Взаимодействие этих двух тенденций укоренено в природе живого; исследование живого есть бесконечный процесс, осуществляемый с этих двух исходных позиций. Взаимодействие, о котором идет речь, требует ясных дифференциаций и не допускает путаницы, при которой одна из тенденций заменила бы собой другую. Приведем пример из области физиологии.
Интеграция рефлексов. Рефлексы существуют в изолированном виде только в рамках физиологической схемы, но не в реальной нервной системе. Благодаря взаимному торможению и взаимной стимуляции рефлексы, даже на нижних уровнях спинного мозга, интегрированы в функциональную структуру, внутри которой они действуют либо согласованно, либо накладываясь друг на друга, либо, наконец, антагонистически. Они складываются в иерархию функций, которая выступает как некое целое. Шеррингтон показал, насколько сложны даже те связи, в которые вступают периферийные рефлексы — например, коленный рефлекс. На рефлекс влияют изменения в положении ноги или даже другой ноги. Шеррингтон обозначил это многообразное взаимодействие рефлексов термином «интеграция», оно может быть тормозящим, стимулирующим или регулирующим и выступает на всех уровнях нервной системы, вплоть до высшего. Благодаря этому интегративному действию нервной системы рефлекторные ответы на стимулы наделяются исключительным многообразием. Координация рефлексов может нарушаться: болезнь может привести к разрушению иерархии функций.
Представляя вещи подобным образом, мы непроизвольно подразумеваем постоянную взаимосвязь механизма, обеспечивающего взаимовлияние и модификацию рефлексов, и независимого, исходного источника картины целого. На какой-то момент может показаться, что целое доступно пониманию исходя из одних только частей, без поддержки со стороны такого способа видения целого, когда оно предстает перед нами как нечто самодовлеющее: но такое «понимание» способно завести нас лишь в дебри бесконечных, астрономических сложностей. Мы опосредованно ощущаем существование первичного независимого источника всех целостностей; чтобы определить его, нам нужно только обладать соответствующим методом. Как механизм, каждый рефлекс является частью совокупности рефлексов; с точки же зрения целостности он является ее соучастником, а «соучастие» не может быть исчерпано представлением об объекте просто как о части целого.

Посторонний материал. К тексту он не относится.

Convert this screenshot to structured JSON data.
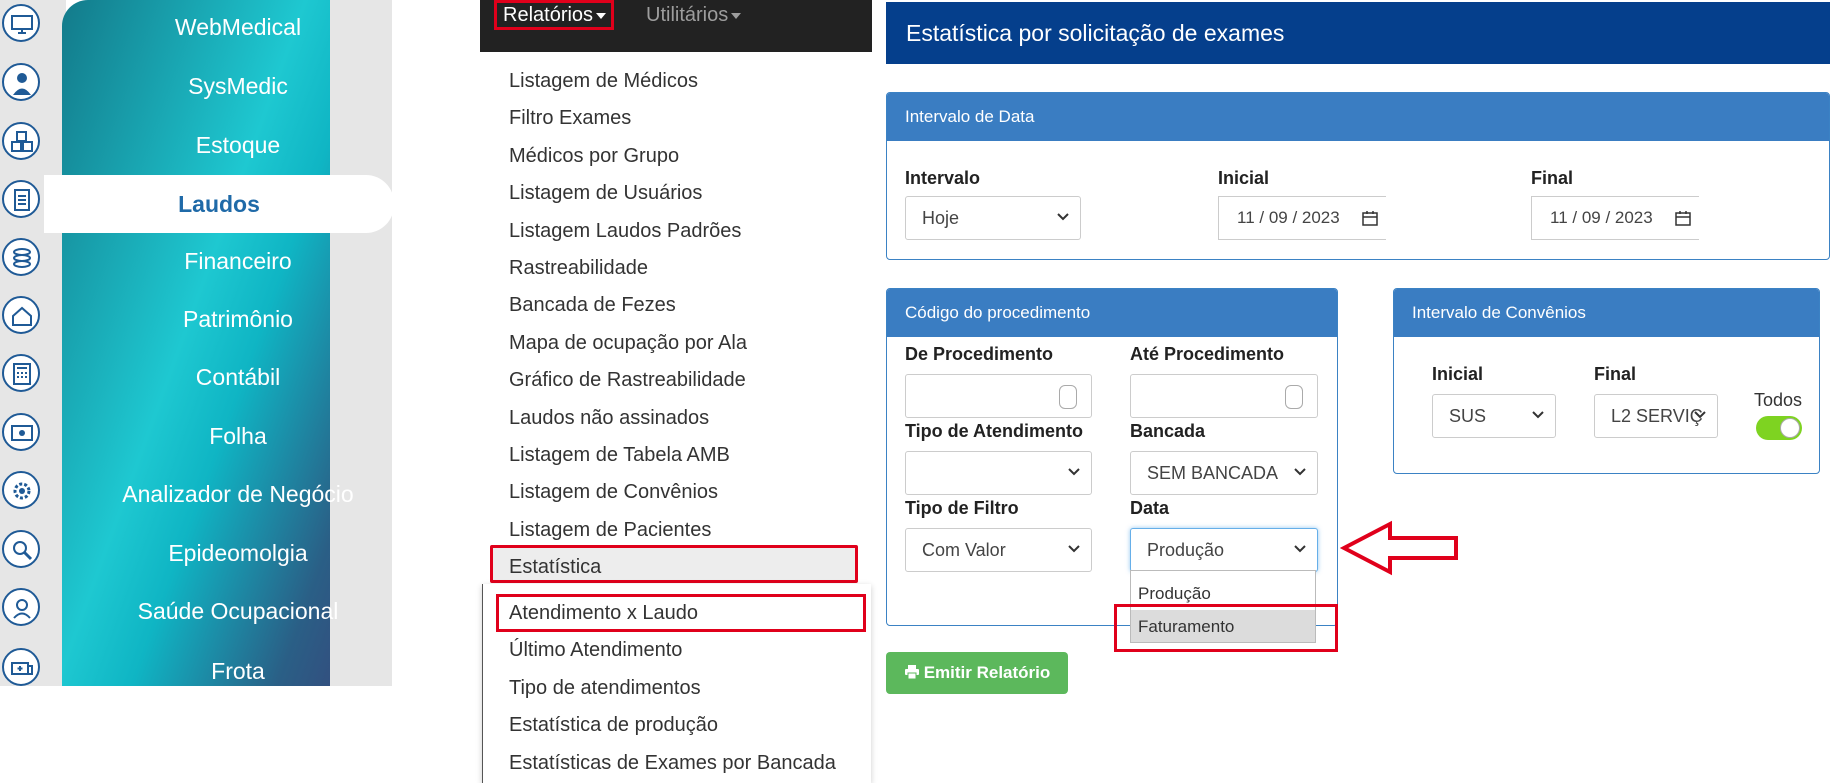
{
  "modules": [
    {
      "label": "WebMedical",
      "icon": "monitor-icon"
    },
    {
      "label": "SysMedic",
      "icon": "doctor-icon"
    },
    {
      "label": "Estoque",
      "icon": "boxes-icon"
    },
    {
      "label": "Laudos",
      "icon": "document-icon",
      "active": true
    },
    {
      "label": "Financeiro",
      "icon": "coins-icon"
    },
    {
      "label": "Patrimônio",
      "icon": "house-hand-icon"
    },
    {
      "label": "Contábil",
      "icon": "calculator-icon"
    },
    {
      "label": "Folha",
      "icon": "payroll-icon"
    },
    {
      "label": "Analizador de Negócio",
      "icon": "gear-chart-icon"
    },
    {
      "label": "Epideomolgia",
      "icon": "magnifier-virus-icon"
    },
    {
      "label": "Saúde Ocupacional",
      "icon": "worker-icon"
    },
    {
      "label": "Frota",
      "icon": "ambulance-icon"
    }
  ],
  "nav": {
    "relatorios": "Relatórios",
    "utilitarios": "Utilitários"
  },
  "menu": [
    "Listagem de Médicos",
    "Filtro Exames",
    "Médicos por Grupo",
    "Listagem de Usuários",
    "Listagem Laudos Padrões",
    "Rastreabilidade",
    "Bancada de Fezes",
    "Mapa de ocupação por Ala",
    "Gráfico de Rastreabilidade",
    "Laudos não assinados",
    "Listagem de Tabela AMB",
    "Listagem de Convênios",
    "Listagem de Pacientes",
    "Estatística"
  ],
  "submenu": [
    "Atendimento x Laudo",
    "Último Atendimento",
    "Tipo de atendimentos",
    "Estatística de produção",
    "Estatísticas de Exames por Bancada"
  ],
  "form": {
    "title": "Estatística por solicitação de exames",
    "interval_panel": {
      "header": "Intervalo de Data",
      "intervalo_label": "Intervalo",
      "intervalo_value": "Hoje",
      "inicial_label": "Inicial",
      "inicial_value": "11 / 09 / 2023",
      "final_label": "Final",
      "final_value": "11 / 09 / 2023"
    },
    "proc_panel": {
      "header": "Código do procedimento",
      "de_label": "De Procedimento",
      "ate_label": "Até Procedimento",
      "tipo_atend_label": "Tipo de Atendimento",
      "tipo_atend_value": "",
      "bancada_label": "Bancada",
      "bancada_value": "SEM BANCADA",
      "tipo_filtro_label": "Tipo de Filtro",
      "tipo_filtro_value": "Com Valor",
      "data_label": "Data",
      "data_value": "Produção",
      "data_options": [
        "Produção",
        "Faturamento"
      ]
    },
    "conv_panel": {
      "header": "Intervalo de Convênios",
      "inicial_label": "Inicial",
      "inicial_value": "SUS",
      "final_label": "Final",
      "final_value": "L2 SERVIÇ",
      "todos_label": "Todos",
      "todos_on": true
    },
    "emit_label": "Emitir Relatório"
  },
  "colors": {
    "header": "#053f8c",
    "panel": "#3a7dc2",
    "highlight": "#e0001b",
    "success": "#5cb85c"
  }
}
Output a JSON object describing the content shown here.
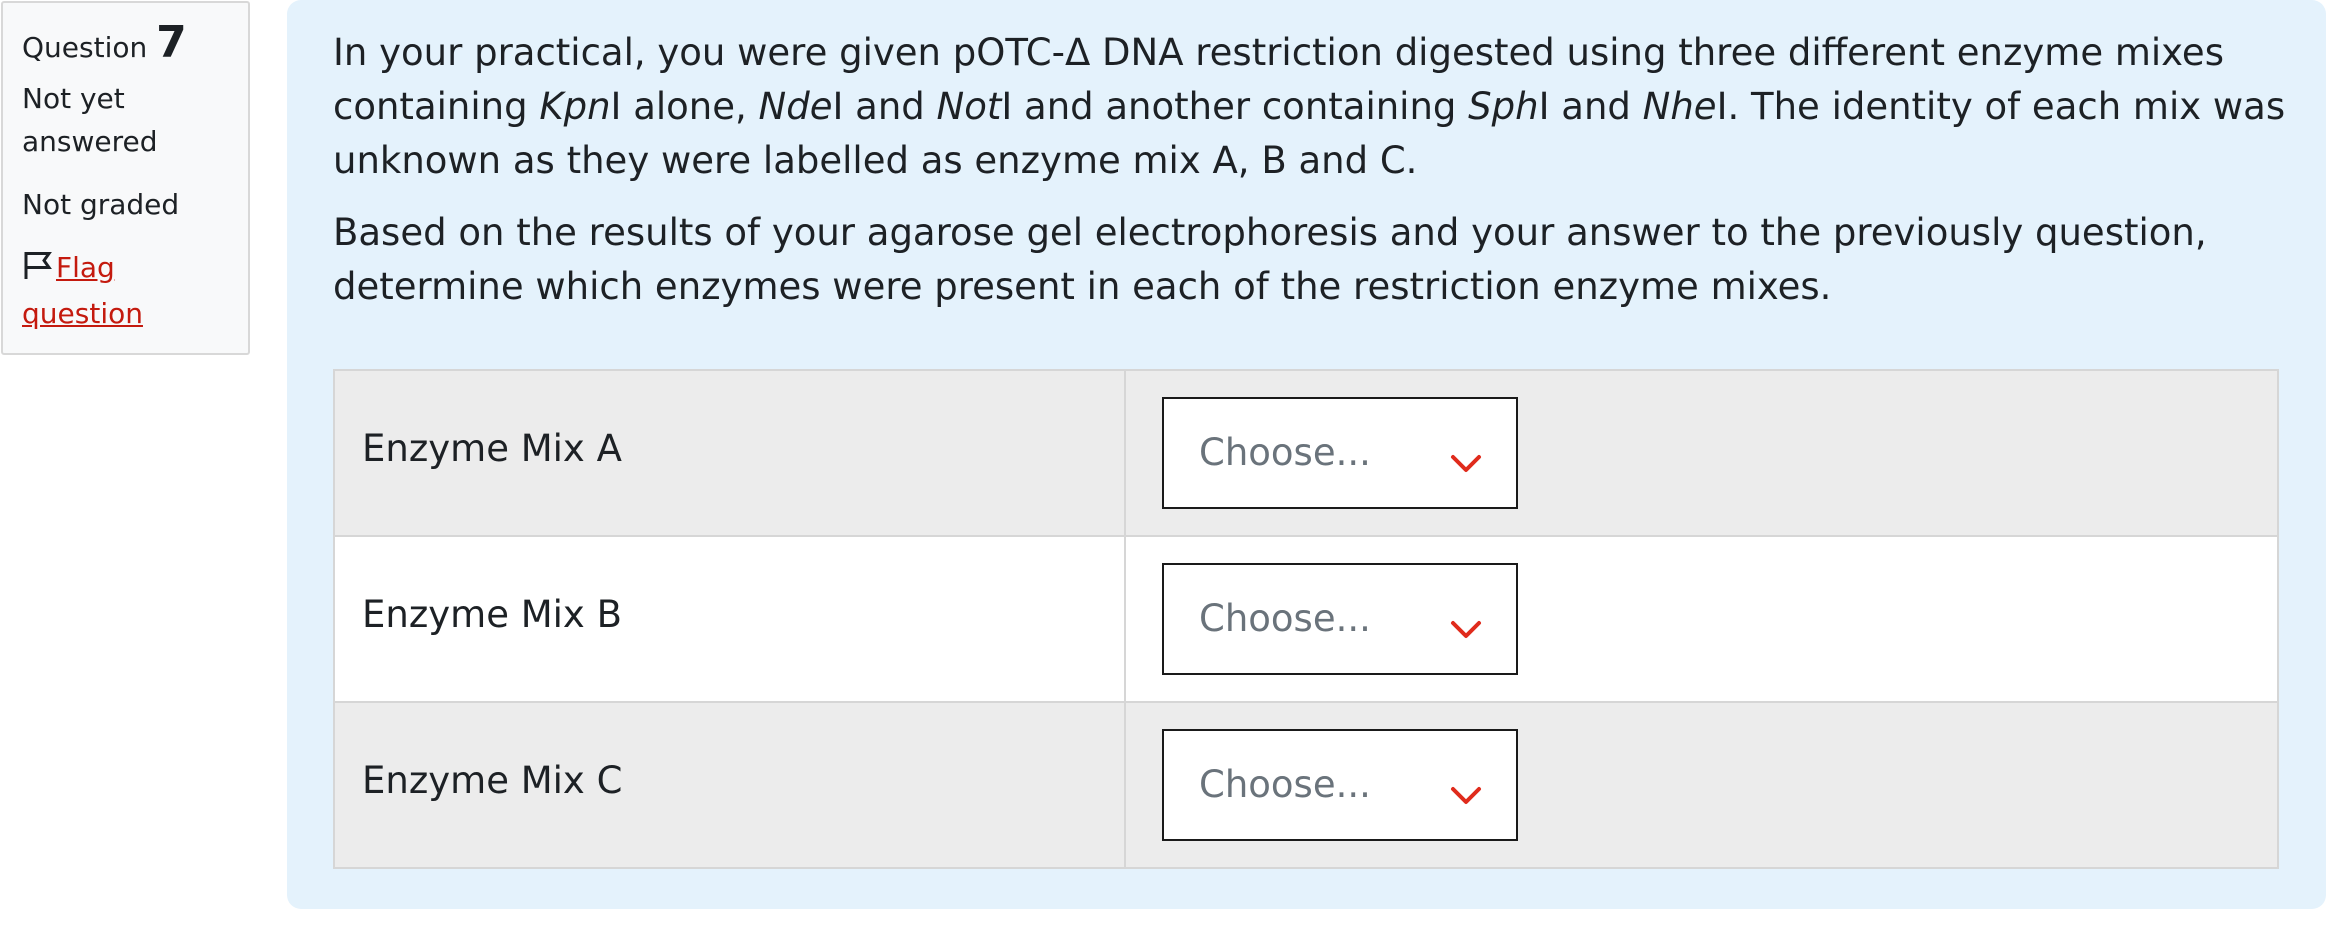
{
  "question_info": {
    "question_label": "Question",
    "question_number": "7",
    "state": "Not yet answered",
    "grade": "Not graded",
    "flag_link": "Flag question"
  },
  "question_text": {
    "p1": {
      "t1": "In your practical, you were given pOTC-Δ DNA restriction digested using three different enzyme mixes containing ",
      "e1": "Kpn",
      "t2": "I alone, ",
      "e2": "Nde",
      "t3": "I and ",
      "e3": "Not",
      "t4": "I and another containing ",
      "e4": "Sph",
      "t5": "I and ",
      "e5": "Nhe",
      "t6": "I. The identity of each mix was unknown as they were labelled as enzyme mix A, B and C."
    },
    "p2": "Based on the results of your agarose gel electrophoresis and your answer to the previously question, determine which enzymes were present in each of the restriction enzyme mixes."
  },
  "rows": [
    {
      "label": "Enzyme Mix A",
      "selected": "Choose..."
    },
    {
      "label": "Enzyme Mix B",
      "selected": "Choose..."
    },
    {
      "label": "Enzyme Mix C",
      "selected": "Choose..."
    }
  ],
  "colors": {
    "panel_background": "#e4f2fc",
    "flag_link": "#c41a0e",
    "chevron": "#e02b1c"
  },
  "icons": {
    "flag": "flag-outline-icon",
    "dropdown": "chevron-down-icon"
  }
}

Есть факты, наглядно свидетельствующие о реальном существовании целостностей.
Хороший уровень осуществления способностей может сохраняться в «сложных» жизненных ситуациях, что экспериментально подтверждается соответствующими тестами, в то время как изолированные лабораторные тесты показывают серьезные расстройства элементарных функций восприятия (так бывает, например, при церебральных повреждениях). Больной, страдающий агнозией и неспособный распознавать формы в процессе тестирования, может сохранить способность вполне корректно, в соответствии с ситуацией, передвигаться по своей квартире или по улице. Известны случаи, когда больные энцефалитом не могут идти вперед, но могут пятиться и даже танцевать (Э. Штраус); лица с болезнью Паркинсона могут неожиданно выказывать высокий уровень способности играть с мячом или воланом, осуществляя при этом вполне изящные, скоординированные движения (Л. Бинсвангер). Скрытые дефекты выявляются в форме неспособности выполнять соответствующие тесты; но способность как целое оказывается чем-то большим, нежели сумма отдельных частных способностей.
Точный эксперимент в биологической науке легко может создать иллюзию, будто с его помощью нам удалось понять жизнь во всей ее исконной целостности и проникнуть в ее самые потаенные глубины; и все же рано или поздно мы обязательно приходим к осознанию того. что речь должна идти о расширении понимания только в механическом аспекте — расширении, которое может быть выдающимся достижением по сравнению с прежними упрощенными взглядами, но само по себе есть проникновение не в жизнь как таковую, а только в ее «аппарат». Так. ныне мы имеем «координирующие факторы» Шпемана (Spemann) или «гены» науки о наследственности. Но в конечном счете мы поняли только элементы, тогда как проблема в целом в очередной раз обрела новую форму. Элементы сами по себе могут быть «целостностями» по отношению к элементам другого рода и, одновременно, элементами с точки зрения механического мышления. Такое взаимодействие характерно для всех известных нам биологических и психологических объектов.